Ma meilleure carte de visite fut la naissance de mon fils Jun, à la Maternité centrale de Pyongyang, le 4 mars 2008. Cela permit de marquer une nette différence dans ma vie sur place, où j’ai d’abord été « l’épouse de mon mari », puis « la mère de Jun », faisant la Une de la télévision centrale nord-coréenne durant un mois, annoncée par la célèbre présentatrice locale comme le 340ème bébé étranger et le 1er Français né en République Populaire Démocratique de Corée.
En tant que femme étrangère vivant sur place, c’est avec les femmes Coréennes, mes consœurs locales, que j’ai tenté de nouer le plus de liens. Toutes autant que j’ai pu en rencontrer, leur parler, échanger et partager avec elles, que ce fut : ma professeure de Coréen, les collègues de travail de mon mari, les femmes qui venaient faire le ménage chez nous, une couturière, les infirmières et les sages-femmes de la maternité, la baby-sitter de Jun, des vendeuses dans les magasins, des serveuses dans les restaurants ou au marché, des chanteuses de karaoke, des passantes dans les rues, des femmes au sauna, des guides dans les musées et les galeries d’art, des artistes, des danseuses un soir de bal, les « fliquettes » aux carrefours de la capitale, les hôtesses de l’air de la compagnie Air Koryo, des coiffeuses, des masseuses, des esthéticiennes, des jeunes mamans, des jeunes filles Gardes Rouges, des petites filles lors de spectacles de visites officielles et j’en ai oublie probablement encore…
Ce sont toutes elles qui s’appellent entre elles et que l’on ose appeler aussi, non sans une touche d’humour en tant qu’étranger, dongmu, qui signifie « camarade » dans la langue choson-mal, la langue de Corée du Nord.
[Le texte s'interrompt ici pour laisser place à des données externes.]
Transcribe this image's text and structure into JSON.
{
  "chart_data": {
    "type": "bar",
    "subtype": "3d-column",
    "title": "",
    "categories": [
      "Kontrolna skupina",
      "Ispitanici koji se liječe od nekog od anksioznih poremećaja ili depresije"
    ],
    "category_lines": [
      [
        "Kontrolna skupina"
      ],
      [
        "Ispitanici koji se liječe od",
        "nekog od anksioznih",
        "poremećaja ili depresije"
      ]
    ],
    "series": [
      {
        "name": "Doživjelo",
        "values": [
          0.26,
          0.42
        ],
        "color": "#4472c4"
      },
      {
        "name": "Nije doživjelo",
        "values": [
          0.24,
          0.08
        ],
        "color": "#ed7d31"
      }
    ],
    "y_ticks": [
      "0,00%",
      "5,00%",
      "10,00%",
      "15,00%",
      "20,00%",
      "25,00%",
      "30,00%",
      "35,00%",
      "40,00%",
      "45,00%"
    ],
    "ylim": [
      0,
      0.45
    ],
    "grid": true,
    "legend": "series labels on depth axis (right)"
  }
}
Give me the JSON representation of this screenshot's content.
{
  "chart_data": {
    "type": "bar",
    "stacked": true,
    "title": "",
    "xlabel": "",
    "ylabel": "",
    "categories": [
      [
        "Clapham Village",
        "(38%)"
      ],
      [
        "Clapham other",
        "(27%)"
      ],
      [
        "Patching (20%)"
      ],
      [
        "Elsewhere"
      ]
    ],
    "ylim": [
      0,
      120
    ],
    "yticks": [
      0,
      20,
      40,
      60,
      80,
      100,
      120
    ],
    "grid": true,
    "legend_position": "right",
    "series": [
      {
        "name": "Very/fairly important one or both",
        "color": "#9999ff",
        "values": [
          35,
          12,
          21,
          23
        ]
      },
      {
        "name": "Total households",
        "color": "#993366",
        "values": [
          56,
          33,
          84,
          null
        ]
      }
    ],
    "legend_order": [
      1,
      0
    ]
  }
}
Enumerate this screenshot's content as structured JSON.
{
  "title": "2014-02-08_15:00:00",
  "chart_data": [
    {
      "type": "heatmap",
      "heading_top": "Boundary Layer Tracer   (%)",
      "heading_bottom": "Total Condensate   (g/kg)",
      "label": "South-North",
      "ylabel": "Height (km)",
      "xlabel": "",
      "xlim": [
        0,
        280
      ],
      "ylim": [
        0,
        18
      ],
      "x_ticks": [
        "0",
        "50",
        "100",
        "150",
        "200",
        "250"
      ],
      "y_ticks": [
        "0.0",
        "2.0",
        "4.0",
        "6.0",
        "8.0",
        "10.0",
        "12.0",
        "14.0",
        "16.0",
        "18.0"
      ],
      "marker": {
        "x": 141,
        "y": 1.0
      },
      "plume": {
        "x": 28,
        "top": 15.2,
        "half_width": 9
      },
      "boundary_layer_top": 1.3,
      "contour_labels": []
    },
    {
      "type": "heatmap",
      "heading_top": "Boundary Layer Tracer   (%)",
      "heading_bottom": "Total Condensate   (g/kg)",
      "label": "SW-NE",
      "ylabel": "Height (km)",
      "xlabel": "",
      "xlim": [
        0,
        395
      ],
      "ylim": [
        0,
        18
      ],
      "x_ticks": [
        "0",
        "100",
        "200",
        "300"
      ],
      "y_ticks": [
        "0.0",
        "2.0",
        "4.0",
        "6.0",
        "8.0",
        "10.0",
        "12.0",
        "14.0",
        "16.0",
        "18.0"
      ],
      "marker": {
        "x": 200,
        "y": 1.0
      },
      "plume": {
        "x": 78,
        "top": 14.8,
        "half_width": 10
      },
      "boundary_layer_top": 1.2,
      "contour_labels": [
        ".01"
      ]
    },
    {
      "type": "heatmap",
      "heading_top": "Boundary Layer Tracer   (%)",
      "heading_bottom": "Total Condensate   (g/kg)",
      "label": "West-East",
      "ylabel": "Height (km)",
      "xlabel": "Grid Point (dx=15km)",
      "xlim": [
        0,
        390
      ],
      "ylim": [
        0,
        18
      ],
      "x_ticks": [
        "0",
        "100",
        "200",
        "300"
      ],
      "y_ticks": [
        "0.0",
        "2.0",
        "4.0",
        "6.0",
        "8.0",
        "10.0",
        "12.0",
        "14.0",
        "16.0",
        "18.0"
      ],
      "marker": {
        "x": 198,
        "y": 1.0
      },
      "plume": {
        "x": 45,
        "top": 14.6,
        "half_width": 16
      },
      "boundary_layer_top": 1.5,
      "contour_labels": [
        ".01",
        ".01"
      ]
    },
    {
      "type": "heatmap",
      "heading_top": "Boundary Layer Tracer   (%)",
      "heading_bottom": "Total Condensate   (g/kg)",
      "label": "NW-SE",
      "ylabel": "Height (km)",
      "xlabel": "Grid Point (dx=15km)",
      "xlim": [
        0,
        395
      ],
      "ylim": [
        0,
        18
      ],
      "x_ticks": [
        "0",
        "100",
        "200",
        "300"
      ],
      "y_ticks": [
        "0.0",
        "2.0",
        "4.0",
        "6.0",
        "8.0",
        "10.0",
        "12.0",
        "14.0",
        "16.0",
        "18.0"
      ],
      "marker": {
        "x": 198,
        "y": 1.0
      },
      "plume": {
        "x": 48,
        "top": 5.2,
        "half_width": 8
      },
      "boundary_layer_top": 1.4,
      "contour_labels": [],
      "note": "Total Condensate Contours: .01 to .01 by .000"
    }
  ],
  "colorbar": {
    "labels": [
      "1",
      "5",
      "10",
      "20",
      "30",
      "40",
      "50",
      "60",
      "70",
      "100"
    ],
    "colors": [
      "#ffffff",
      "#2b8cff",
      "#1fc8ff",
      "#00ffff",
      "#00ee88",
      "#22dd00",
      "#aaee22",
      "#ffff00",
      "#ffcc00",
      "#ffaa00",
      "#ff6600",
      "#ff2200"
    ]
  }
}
Mais dans le pays le plus confucéen de l’Asie et donc le plus fortement ancré dans ses traditions ancestrales, toutes ces femmes nord-coréennes sont avant tout des épouses et des mères n’ayant quasiment pas de liberté. Toujours bien apprêtés dans leurs superbes hangbok (robe traditionnelle) aux couleurs vives, variées et soutenues, tirées à quatre épingles dans leur tailleur occidental ou dans leur uniforme de travail, discrètement et joliment maquillées, elles sont courtoises et souriantes. Mais derrière le masque optimiste de rigueur typiquement asiatique et d’autant plus imposé par le régime nord-coréen où l’on ne doit pas donner une image négative de son pays à l’étranger, quand les barrières arrivent à tomber, même juste un peu, on les découvre plus encore chaleureuses, démonstratives voire même fraternelles. Si ces femmes ne se dévoilent pas si facilement, c’est par gêne, par timidité vis-à-vis de l’étranger ou par peur de la délation. Et si par chance, elles nous laissent entrevoir une brèche, on devine alors une tristesse, une solitude et une désolation dues à leur vie rude et à leur statut social contraint par des règles extrêmement rigides.
Ce sont tous ces moments d’échanges humains si précieux offerts souvent à la sauvette, en cachette ou dans l’intimité qui ont été l’une des plus grandes intensités de ma vie et de mon expérience sur place, durant un an et demi entre 2006 et 2008. Ayant choisi d’appréhender cette presqu’île, la Corée, dans son entièreté, le pays des matins calmes, au Nord comme au Sud, est une contrée qui m’a toujours profondément touchée.